那  tile(inX, (dataSetSize,1))的意思就是，让inX矩阵，在列重复1次。在行方向上重复dataSetSize次了。diffMat得到了目标与训练数值之间的差值。

　而 sum(axis=1) 为什么这样写呢，因为python和c不一样。 小编开始也不懂然后 在命令行输入help(sum) 出来很多有用的帮助。自己亲手敲了几行就懂了。

 axis=None, will sum all of the elements of the input array.  If

        axis is negative it counts from the last to the first axis.

　写到这想必大家也懂了。如果想搞机器学习，还需要了解很多python数学函数啊。

下面是get() 它是dictionary（字典）的一个函数。

所以classCount[voteIlabel] = classCount.get(voteIlabel,0) + 1 的意思就是查找classcount字典中和voteIlabel相同的元素，默认返回0，因为是从0开始的，所以要加1

 

 '''

 Created on Sep 16, 2010

 kNN: k Nearest Neighbors

 Input:      inX: vector to compare to existing dataset (1xN)

             dataSet: size m data set of known vectors (NxM)

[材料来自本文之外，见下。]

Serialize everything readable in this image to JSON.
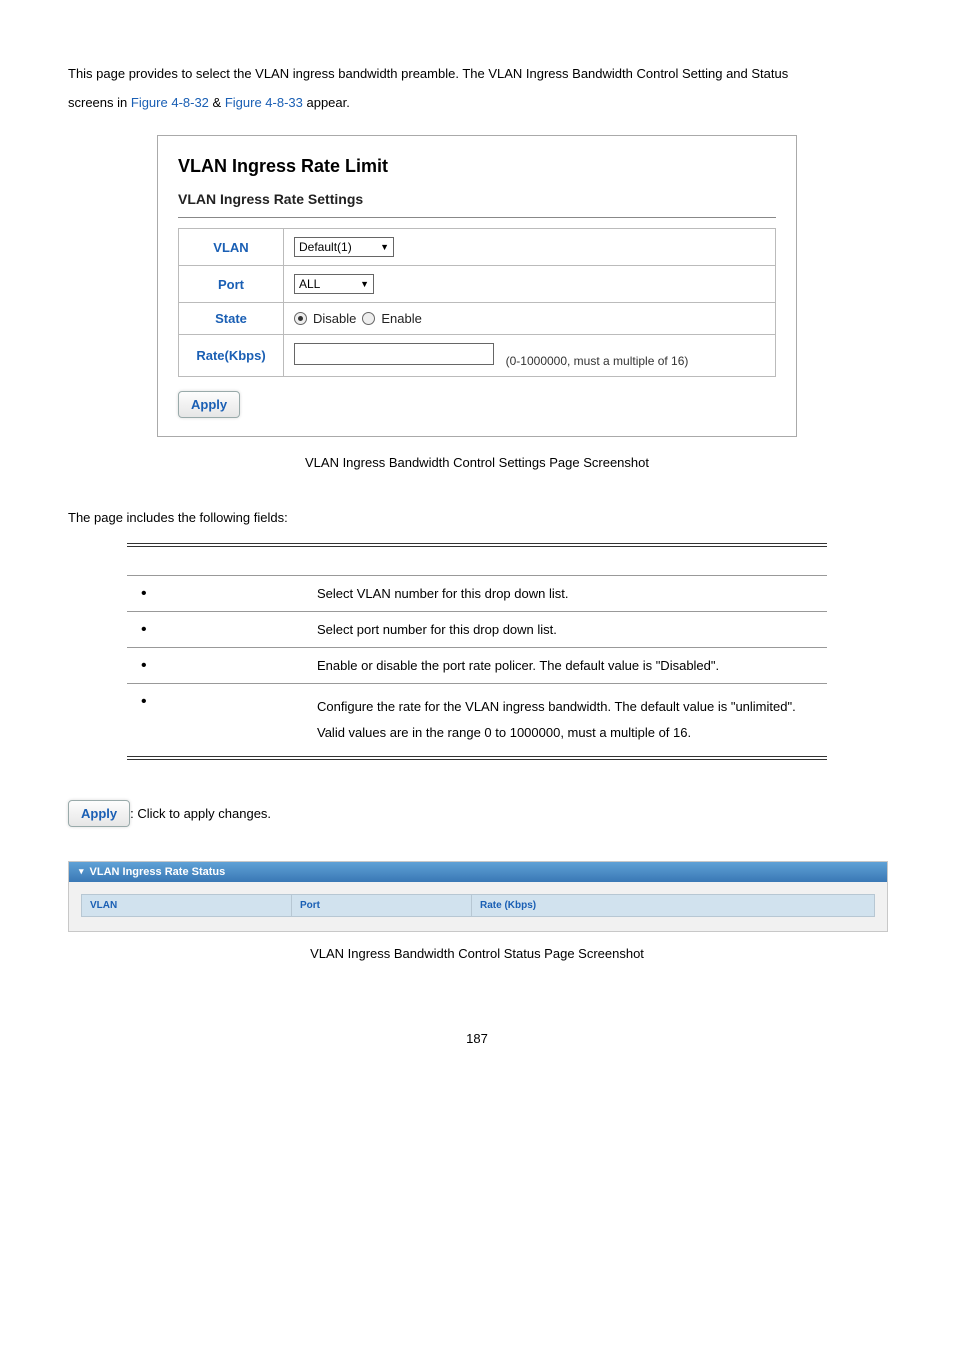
{
  "intro": {
    "line1_a": "This page provides to select the VLAN ingress bandwidth preamble. The VLAN Ingress Bandwidth Control Setting and Status",
    "line2_a": "screens in ",
    "link1": "Figure 4-8-32",
    "amp": " & ",
    "link2": "Figure 4-8-33",
    "line2_b": " appear."
  },
  "screenshot": {
    "main_title": "VLAN Ingress Rate Limit",
    "subtitle": "VLAN Ingress Rate Settings",
    "rows": {
      "vlan_label": "VLAN",
      "vlan_value": "Default(1)",
      "port_label": "Port",
      "port_value": "ALL",
      "state_label": "State",
      "state_disable": "Disable",
      "state_enable": "Enable",
      "rate_label": "Rate(Kbps)",
      "rate_hint": "(0-1000000, must a multiple of 16)"
    },
    "apply": "Apply"
  },
  "caption1": "VLAN Ingress Bandwidth Control Settings Page Screenshot",
  "fields_intro": "The page includes the following fields:",
  "fields": [
    {
      "desc": "Select VLAN number for this drop down list."
    },
    {
      "desc": "Select port number for this drop down list."
    },
    {
      "desc": "Enable or disable the port rate policer. The default value is \"Disabled\"."
    },
    {
      "desc": "Configure the rate for the VLAN ingress bandwidth. The default value is \"unlimited\". Valid values are in the range 0 to 1000000, must a multiple of 16."
    }
  ],
  "apply_note": ": Click to apply changes.",
  "status": {
    "bar_label": "VLAN Ingress Rate Status",
    "col_vlan": "VLAN",
    "col_port": "Port",
    "col_rate": "Rate (Kbps)"
  },
  "caption2": "VLAN Ingress Bandwidth Control Status Page Screenshot",
  "page_num": "187"
}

             labels: data set labels (1xM vector)

             k: number of neighbors to use for comparison (should be an odd number)

 Output:     the most popular class label

  @author: pbharrin

 '''

 from numpy import *

 import operator   #运算符模块

 from os import listdir

 #inX：用于分类的输入向量。即将对其进行分类。

 #dataSet：训练样本集

 #labels:标签向量

 def classify0(inX, dataSet, labels, k):

     dataSetSize = dataSet.shape[0]#得到数组的行数，即有几个训练数据

     diffMat = tile(inX, (dataSetSize,1)) - dataSet #tile:numpy中的函数。tile将原来的一个数组，扩充成了4个一样的数组。diffMat得到了目标与训练数值之间的差值。

     sqDiffMat = diffMat**2#差值的平方

     sqDistances = sqDiffMat.sum(axis=1)#对应列相乘，即距离和

     distances = sqDistances**0.5 #开根号

     sortedDistIndicies = distances.argsort()#升序排列

     classCount={}         #选择距离最小的k个点

     for i in range(k):

         voteIlabel = labels[sortedDistIndicies[i]]

         classCount[voteIlabel] = classCount.get(voteIlabel,0) + 1

     sortedClassCount = sorted(classCount.items(), key=operator.itemgetter(1), reverse=True)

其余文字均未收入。